Bazen hayatımızdaki birçok şeyi değiştirmek için çabalarız. Olayları, yaşananları,kişileri, kafamızın içinde kurduğumuz düşünceleri.. Çoğu zaman değişmediğini görürürüz değil mi? Hatta dikkat edin çok bunaldığımızda benim bir tatile ihtiyacım var denir veya benim bir hava değişikliğine ihtiyacım var. Gittiğimiz yerde de rahat edemeyiz çoğu zaman çünkü düşündüklerimizi de beraberinde götürürüz.. Halbuki değişmesi gereken tek şey kişinin ta kendisidir..

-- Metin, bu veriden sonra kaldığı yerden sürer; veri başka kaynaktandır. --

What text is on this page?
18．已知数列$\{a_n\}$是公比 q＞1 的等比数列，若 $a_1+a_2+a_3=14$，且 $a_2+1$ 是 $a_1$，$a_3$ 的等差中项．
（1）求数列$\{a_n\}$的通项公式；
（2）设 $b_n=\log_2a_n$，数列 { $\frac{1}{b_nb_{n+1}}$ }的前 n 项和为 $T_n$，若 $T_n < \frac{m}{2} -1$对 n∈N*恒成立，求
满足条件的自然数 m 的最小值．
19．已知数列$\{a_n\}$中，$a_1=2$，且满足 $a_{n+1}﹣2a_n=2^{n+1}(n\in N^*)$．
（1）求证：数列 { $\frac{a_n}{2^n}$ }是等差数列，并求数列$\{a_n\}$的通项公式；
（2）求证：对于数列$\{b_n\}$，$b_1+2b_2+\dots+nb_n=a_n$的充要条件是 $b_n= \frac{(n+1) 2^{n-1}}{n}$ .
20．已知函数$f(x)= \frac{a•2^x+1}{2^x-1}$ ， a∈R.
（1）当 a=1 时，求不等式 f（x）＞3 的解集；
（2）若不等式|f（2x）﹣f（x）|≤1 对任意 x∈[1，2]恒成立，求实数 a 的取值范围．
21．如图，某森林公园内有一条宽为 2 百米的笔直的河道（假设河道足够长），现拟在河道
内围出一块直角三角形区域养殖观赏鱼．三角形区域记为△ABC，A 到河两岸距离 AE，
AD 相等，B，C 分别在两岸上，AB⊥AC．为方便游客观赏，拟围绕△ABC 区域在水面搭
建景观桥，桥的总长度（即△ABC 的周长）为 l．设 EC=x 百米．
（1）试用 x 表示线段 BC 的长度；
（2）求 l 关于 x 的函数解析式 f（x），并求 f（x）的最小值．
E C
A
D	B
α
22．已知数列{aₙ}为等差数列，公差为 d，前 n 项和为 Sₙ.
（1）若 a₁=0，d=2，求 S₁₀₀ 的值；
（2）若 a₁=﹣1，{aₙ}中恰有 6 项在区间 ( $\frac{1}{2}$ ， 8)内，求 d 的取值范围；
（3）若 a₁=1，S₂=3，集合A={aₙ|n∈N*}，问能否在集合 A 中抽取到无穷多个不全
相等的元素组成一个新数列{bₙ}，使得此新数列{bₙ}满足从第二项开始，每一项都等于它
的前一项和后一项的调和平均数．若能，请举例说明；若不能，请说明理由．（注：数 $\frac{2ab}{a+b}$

Bununla alakalı bir anekdot aktarmak isterim siz okurlarıma

“Hayata veda etmiş bir din adamın mezar taşının üstünde yazılı olan bir yazı:

“Genç ve özgür iken, düşlerim sonsuzken, dünyayı değiştirmek isterdim. Yaşlanıp akıllanınca, dünyanın değişmeyeceğini anladım.

Ben de düşlerimi biraz kısıtlayarak sadece memleketimi değiştirmeye karar verdim. Ama o da değişeceğe benzemiyordu.

 İyice yaşlandığımda, artık son bir gayretle, sadece ailemi, kendime en yakın olanları değiştirmeyi denedim. Ama maalesef bunu kabul ettiremedim.

Ve simdi ölüm döşeğinde yatarken birden fark ettim ki, önce yalnız kendimi değiştirseydim, onlara örnek olarak ailemi de değiştirebilirdim.

Onlardan alacağım cesaret ve ilhamla, memleketimi daha ileri götürebilirdim.  Kim bilir, belki dünyayı bile değiştirebilirdim.”

 Hayat akarken değişim önce insanın kendisi ile başlar. Kendi hayatında bir fark yaratamayan başkalarının hayatında da fark yaratamaz.